- Official name: Torul Baraji
- Country: Turkey
- Location: Torul
- Coordinates: 40°38′07″N 39°13′52″E﻿ / ﻿40.63528°N 39.23111°E
- Status: Operational
- Construction began: 1998
- Opening date: 2007
- Owner: Turkish State Hydraulic Works

Dam and spillways
- Type of dam: Embankment, concrete-face rock-fill
- Impounds: Harşit River
- Height: 152 m (499 ft)
- Length: 320 m (1,050 ft)
- Elevation at crest: 921 m (3,022 ft)
- Dam volume: 4,300,000 m^{3} (5,624,188 cu yd)

Reservoir
- Total capacity: 168,000,000 m^{3} (136,200 acre⋅ft)
- Surface area: 3.62 km^{2} (1 mi^{2})

Torul Hydroelectric Station
- Coordinates: 40°38′39.54″N 39°11′9.11″E﻿ / ﻿40.6443167°N 39.1858639°E
- Commission date: 2008
- Type: Conventional, diversion
- Turbines: 2 x 60.75 MW Francis-type
- Installed capacity: 121.5 MW
- Annual generation: 322.28 GWh

= Torul Dam =

Dam in Gümüşhane, Turkey

The Torul Dam is a concrete-face rock-fill dam on the Harşit River located 10 km northwest of Torul in Gümüşhane Province, Turkey.

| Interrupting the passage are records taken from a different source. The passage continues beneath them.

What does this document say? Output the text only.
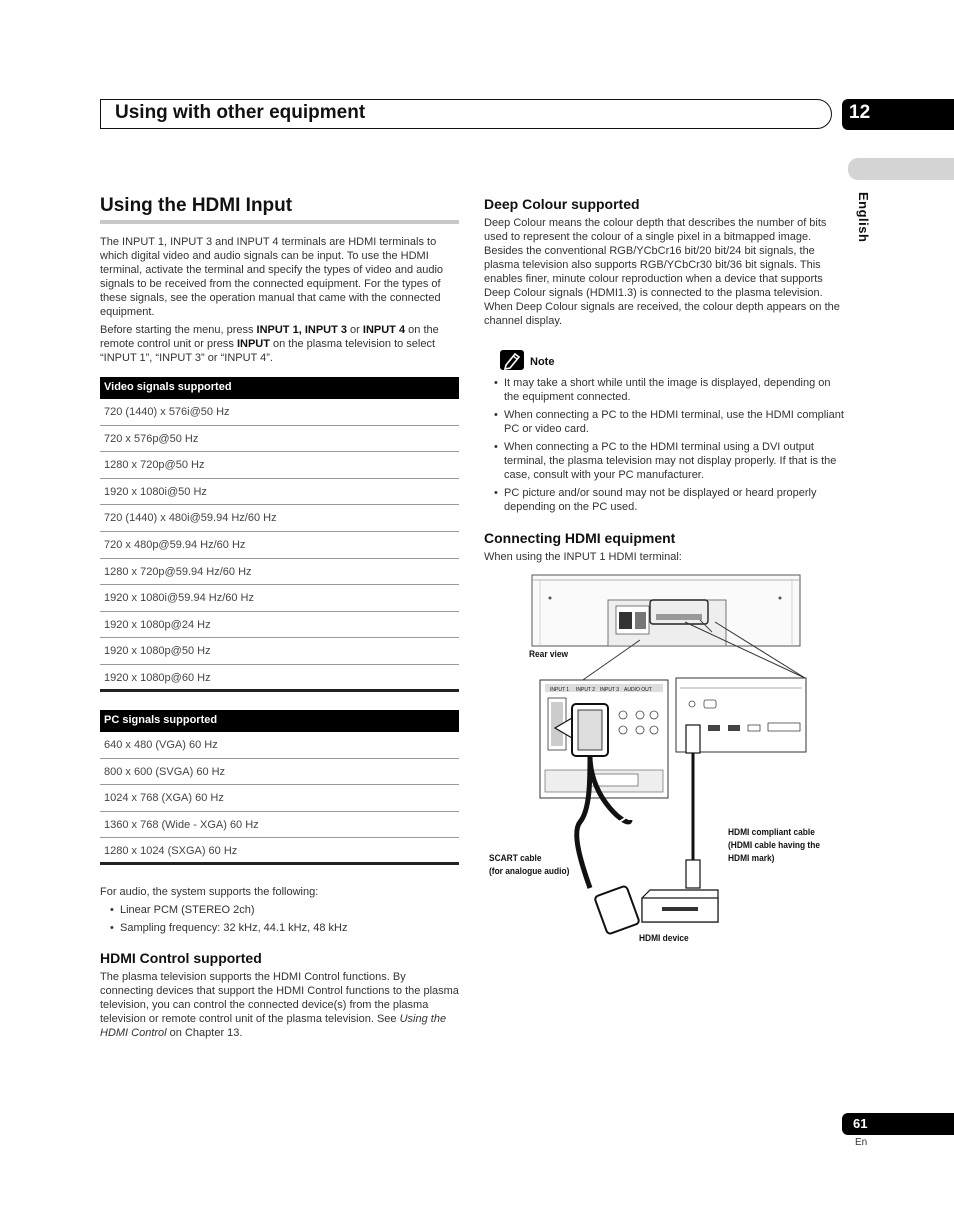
Using with other equipment	12
English
Using the HDMI Input
The INPUT 1, INPUT 3 and INPUT 4 terminals are HDMI terminals to which digital video and audio signals can be input. To use the HDMI terminal, activate the terminal and specify the types of video and audio signals to be received from the connected equipment. For the types of these signals, see the operation manual that came with the connected equipment.
Before starting the menu, press INPUT 1, INPUT 3 or INPUT 4 on the remote control unit or press INPUT on the plasma television to select “INPUT 1”, “INPUT 3” or “INPUT 4”.
Video signals supported
720 (1440) x 576i@50 Hz
720 x 576p@50 Hz
1280 x 720p@50 Hz
1920 x 1080i@50 Hz
720 (1440) x 480i@59.94 Hz/60 Hz
720 x 480p@59.94 Hz/60 Hz
1280 x 720p@59.94 Hz/60 Hz
1920 x 1080i@59.94 Hz/60 Hz
1920 x 1080p@24 Hz
1920 x 1080p@50 Hz
1920 x 1080p@60 Hz
PC signals supported
640 x 480 (VGA) 60 Hz
800 x 600 (SVGA) 60 Hz
1024 x 768 (XGA) 60 Hz
1360 x 768 (Wide - XGA) 60 Hz
1280 x 1024 (SXGA) 60 Hz
For audio, the system supports the following:
• Linear PCM (STEREO 2ch)
• Sampling frequency: 32 kHz, 44.1 kHz, 48 kHz
HDMI Control supported
The plasma television supports the HDMI Control functions. By connecting devices that support the HDMI Control functions to the plasma television, you can control the connected device(s) from the plasma television or remote control unit of the plasma television. See Using the HDMI Control on Chapter 13.
Deep Colour supported
Deep Colour means the colour depth that describes the number of bits used to represent the colour of a single pixel in a bitmapped image. Besides the conventional RGB/YCbCr16 bit/20 bit/24 bit signals, the plasma television also supports RGB/YCbCr30 bit/36 bit signals. This enables finer, minute colour reproduction when a device that supports Deep Colour signals (HDMI1.3) is connected to the plasma television. When Deep Colour signals are received, the colour depth appears on the channel display.
Note
• It may take a short while until the image is displayed, depending on the equipment connected.
• When connecting a PC to the HDMI terminal, use the HDMI compliant PC or video card.
• When connecting a PC to the HDMI terminal using a DVI output terminal, the plasma television may not display properly. If that is the case, consult with your PC manufacturer.
• PC picture and/or sound may not be displayed or heard properly depending on the PC used.
Connecting HDMI equipment
When using the INPUT 1 HDMI terminal:
INPUT 1 INPUT 2 INPUT 3 AUDIO OUT
Rear view
HDMI compliant cable
(HDMI cable having the
HDMI mark)
SCART cable
(for analogue audio)
HDMI device
61
En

The development was backed by the Turkish State Hydraulic Works. Construction on the dam began in 1998 and was completed in 2007. The dam's hydroelectric power plant was commissioned in 2008. Water is diverted through a tunnel and penstock on the river's north side where it reaches the power plant located about 4 km downstream. It has an installed capacity of 121.5 MW.